5. One virtual machine in which we do the changes and create golden image (For more details, please refer to this link)

6. One Instance template (Specification of VM)

7. One MIG (Managed Instance Group)

Deployments steps:

Step 1: Creating and downloading service account keys

  • We would require service account key to authenticate our gcp project.
  • Download your Jenkins Service Account Keys from console(refer this link) and add them in your Jenkins Global Credentials (Refer Screenshot below), use your GCP project name as Project Name.

Step 2: Creating Jenkins project & pipeline

  • Now, create one Jenkins Project(refer this link) and below code as pipeline:
  • In below pipeline, we will:
    - Create one golden image where changes are done
    - Create one instance template using golden image created before
    - It will wait for MIG to become stable
    - At last it will apply the new instance template on MIGs. Now, the final changes will get applied inside the MIG.
https://gist.github.com/mohak-aws/76ad3c73a048a643a67f19e61b1183c5

When you click on “Build Now”, it will look something like below:

Hence, no matter changes you probably did on the running supply instance can currently mirror in instance within the MIG!

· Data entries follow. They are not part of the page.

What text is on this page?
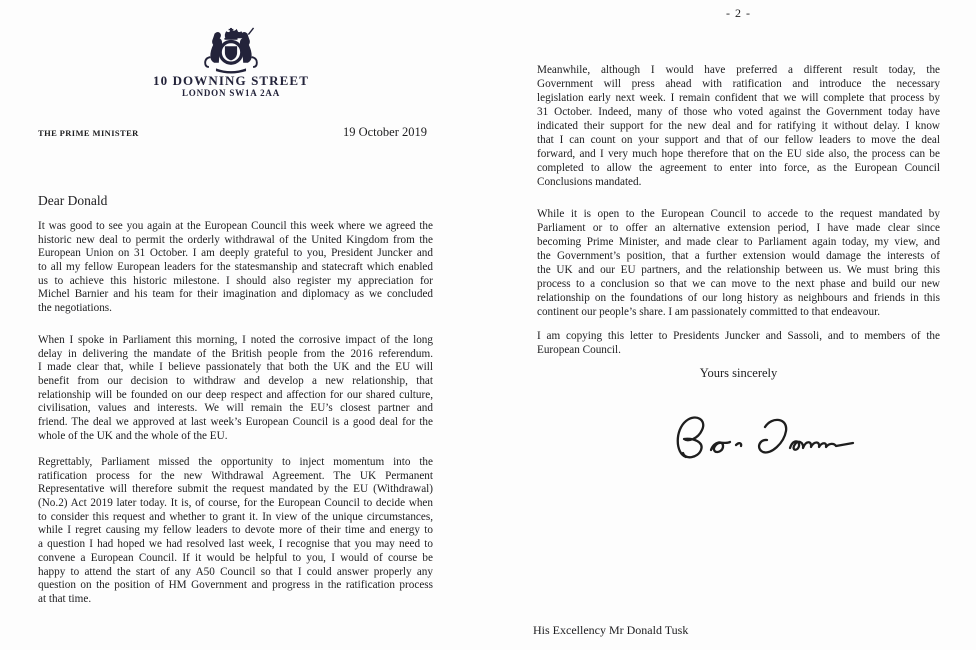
10 DOWNING STREET
LONDON SW1A 2AA
THE PRIME MINISTER	19 October 2019
Dear Donald
It was good to see you again at the European Council this week where we agreed the
historic new deal to permit the orderly withdrawal of the United Kingdom from the
European Union on 31 October. I am deeply grateful to you, President Juncker and
to all my fellow European leaders for the statesmanship and statecraft which enabled
us to achieve this historic milestone. I should also register my appreciation for
Michel Barnier and his team for their imagination and diplomacy as we concluded
the negotiations.
When I spoke in Parliament this morning, I noted the corrosive impact of the long
delay in delivering the mandate of the British people from the 2016 referendum.
I made clear that, while I believe passionately that both the UK and the EU will
benefit from our decision to withdraw and develop a new relationship, that
relationship will be founded on our deep respect and affection for our shared culture,
civilisation, values and interests. We will remain the EU’s closest partner and
friend. The deal we approved at last week’s European Council is a good deal for the
whole of the UK and the whole of the EU.
Regrettably, Parliament missed the opportunity to inject momentum into the
ratification process for the new Withdrawal Agreement. The UK Permanent
Representative will therefore submit the request mandated by the EU (Withdrawal)
(No.2) Act 2019 later today. It is, of course, for the European Council to decide when
to consider this request and whether to grant it. In view of the unique circumstances,
while I regret causing my fellow leaders to devote more of their time and energy to
a question I had hoped we had resolved last week, I recognise that you may need to
convene a European Council. If it would be helpful to you, I would of course be
happy to attend the start of any A50 Council so that I could answer properly any
question on the position of HM Government and progress in the ratification process
at that time.
- 2 -
Meanwhile, although I would have preferred a different result today, the
Government will press ahead with ratification and introduce the necessary
legislation early next week. I remain confident that we will complete that process by
31 October. Indeed, many of those who voted against the Government today have
indicated their support for the new deal and for ratifying it without delay. I know
that I can count on your support and that of our fellow leaders to move the deal
forward, and I very much hope therefore that on the EU side also, the process can be
completed to allow the agreement to enter into force, as the European Council
Conclusions mandated.
While it is open to the European Council to accede to the request mandated by
Parliament or to offer an alternative extension period, I have made clear since
becoming Prime Minister, and made clear to Parliament again today, my view, and
the Government’s position, that a further extension would damage the interests of
the UK and our EU partners, and the relationship between us. We must bring this
process to a conclusion so that we can move to the next phase and build our new
relationship on the foundations of our long history as neighbours and friends in this
continent our people’s share. I am passionately committed to that endeavour.
I am copying this letter to Presidents Juncker and Sassoli, and to members of the
European Council.
Yours sincerely
His Excellency Mr Donald Tusk
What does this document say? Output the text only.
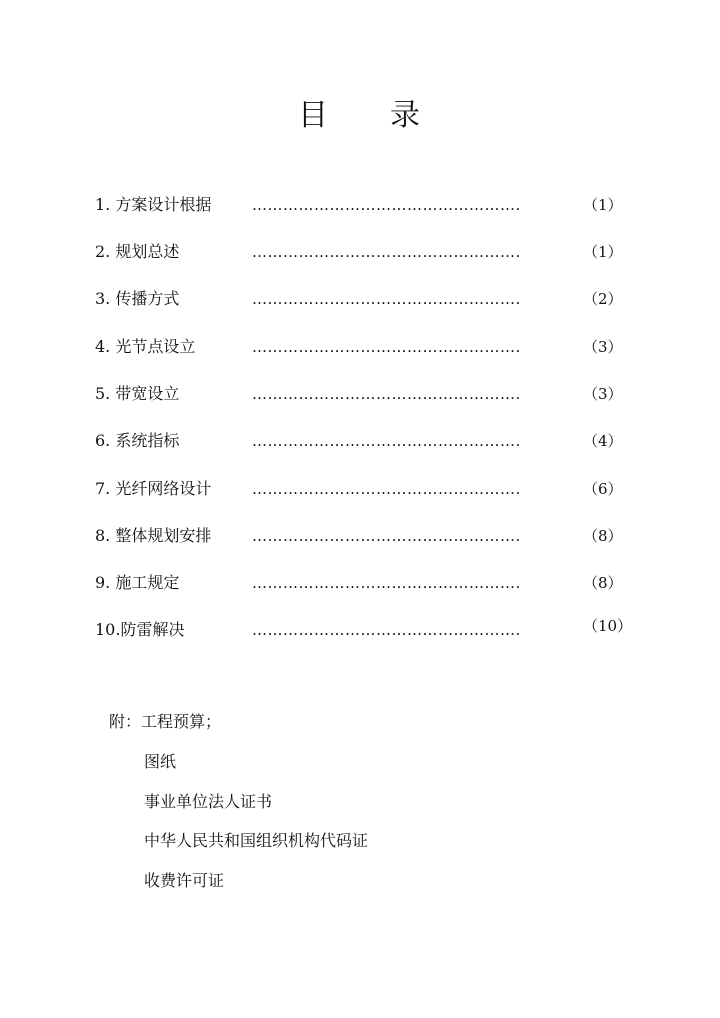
目 录
1. 方案设计根据	…………………………………………….	（1）
2. 规划总述	…………………………………………….	（1）
3. 传播方式	…………………………………………….	（2）
4. 光节点设立	…………………………………………….	（3）
5. 带宽设立	…………………………………………….	（3）
6. 系统指标	…………………………………………….	（4）
7. 光纤网络设计	…………………………………………….	（6）
8. 整体规划安排	…………………………………………….	（8）
9. 施工规定	…………………………………………….	（8）
10.防雷解决	…………………………………………….	（10）
附：工程预算；
图纸
事业单位法人证书
中华人民共和国组织机构代码证
收费许可证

Let’s conclude with a summary!

We have achieved quick and simple automated process for updating images with autoscaling feature inside an MIG using cloud build which is triggered through a Jenkins pipeline.

So, firstly the cloud build has created a image from the source disk of the vm, secondly the newly created image is now attached to a new template, then the template is now updated inside MIG. The limitation of this blog is that Rollback cannot be performed.

Thanks for reading, keep learning keep sharing!